All too often, people see termite swarmers and don’t think anything of the flying insects. After all, they just look like ants flying through the air. Unfortunately, a large group of flying insects could be an ominous sign of termites. Known as swarmers, this group of insects could be bad news for you. Check out our guide to termite swarmers and learn what you should do to protect your property.
What Is A Termite Swarmer, And Should You Worry?
A termite swarmer is a group of termites that leave the original colony to reproduce and form a new colony. Only some of the termites in the colony have wings, and the termites in a swarmer lose their wings after they mate.
Once the termites set off in flight, they don’t usually travel far. They’re not known for being efficient fliers and often remain on the same property or head to a nearby property. After landing, swarmers don’t waste any time in building a large colony.

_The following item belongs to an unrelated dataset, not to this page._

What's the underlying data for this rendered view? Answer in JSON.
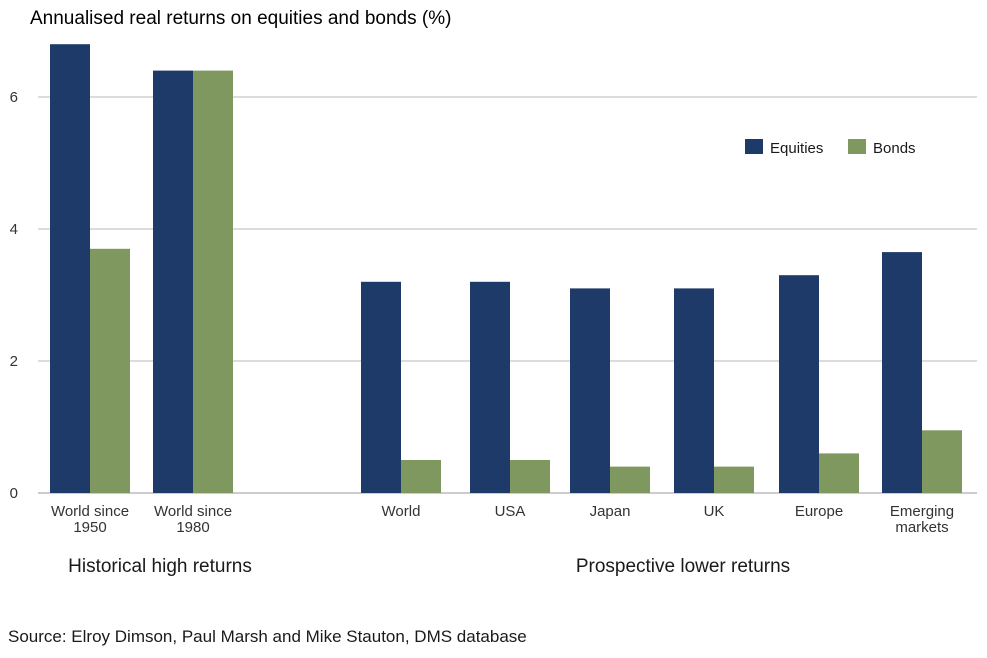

Typically, swarmers head out in the spring or summer. Termites tend to remain quiet during the winter, but the warm climate of San Antonio means they can be very active in the winter. For that reason, you should always be on the lookout for a termite swarmer. Termite season can happen at any time, but most people refer to the spring as termite season.
Does It Mean Anything?
If you see a termite swarmer, you can be certain that San Antonio termites are nearby. They might be on your property or a neighbor’s property, but seeing a swarmer is a sign that these pests could be a threat to your building.
For many property owners, seeing a swarmer is the first sign of a termite infestation. Unfortunately, it could be too late to protect your home or business. By the time you see a swarmer, you could have hundreds or thousands of dollars in termite damage.

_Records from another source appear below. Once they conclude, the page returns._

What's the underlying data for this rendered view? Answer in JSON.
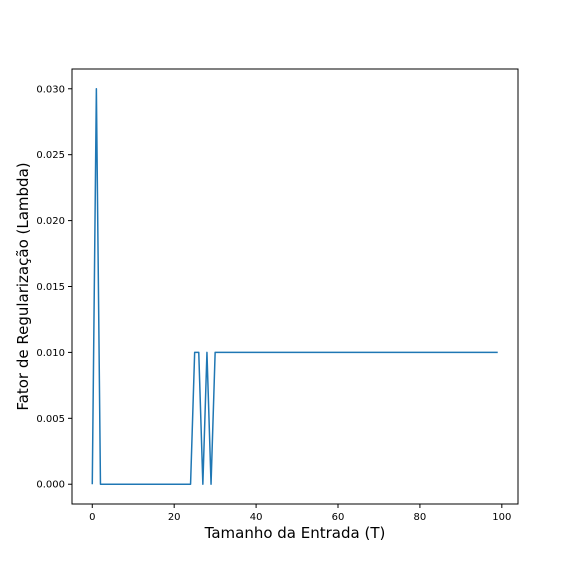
{
  "chart_data": {
    "type": "line",
    "title": "",
    "xlabel": "Tamanho da Entrada (T)",
    "ylabel": "Fator de Regularização (Lambda)",
    "xlim": [
      -4.95,
      103.95
    ],
    "ylim": [
      -0.0015,
      0.0315
    ],
    "grid": false,
    "legend": "none",
    "x_ticks": [
      0,
      20,
      40,
      60,
      80,
      100
    ],
    "x_tick_labels": [
      "0",
      "20",
      "40",
      "60",
      "80",
      "100"
    ],
    "y_ticks": [
      0.0,
      0.005,
      0.01,
      0.015,
      0.02,
      0.025,
      0.03
    ],
    "y_tick_labels": [
      "0.000",
      "0.005",
      "0.010",
      "0.015",
      "0.020",
      "0.025",
      "0.030"
    ],
    "series": [
      {
        "color": "#1f77b4",
        "x": [
          0,
          1,
          2,
          24,
          25,
          26,
          27,
          28,
          29,
          30,
          99
        ],
        "y": [
          0.0,
          0.03,
          0.0,
          0.0,
          0.01,
          0.01,
          0.0,
          0.01,
          0.0,
          0.01,
          0.01
        ]
      }
    ]
  }
}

While a termite swarmer isn’t a guarantee that you have termites, it’s worth looking into. You should contact a pest control professional at the first swarmer sighting. They can search for termite damage and other signs of an infestation. By acting quickly, you may save money on repairs.
Can You Prevent A Swarmer From Colonizing?
Keeping termites away on your own is harder than you might imagine. Termite prevention is challenging and best left to the experts. That said, there are some steps you can take to limit the likelihood of termites invading your property.
If you don’t want termites to find your property appealing, you need to get rid of moisture. There are a few simple ways in which you can accomplish this. For one, repair all leaking fixtures. A leaky spigot could make your yard wet and soggy, which makes nearby wood wet as well.
Another way to reduce moisture is by fixing your drainage issues. If there is an area of poor drainage, do your best to fix it. You might need to hire someone to do the job, but doing so could save you from termites.
Limit Wood And Soil Contact
If your soil touches wood, subterranean termites could make their way into your wooden structures. Use concrete as a barrier, whenever possible. This alone won’t stop termites but may make your property less appealing.
Store Wood Away From Structures
Piles of firewood attract termites. Therefore, you can make your property less appealing to termites by storing firewood away from structures.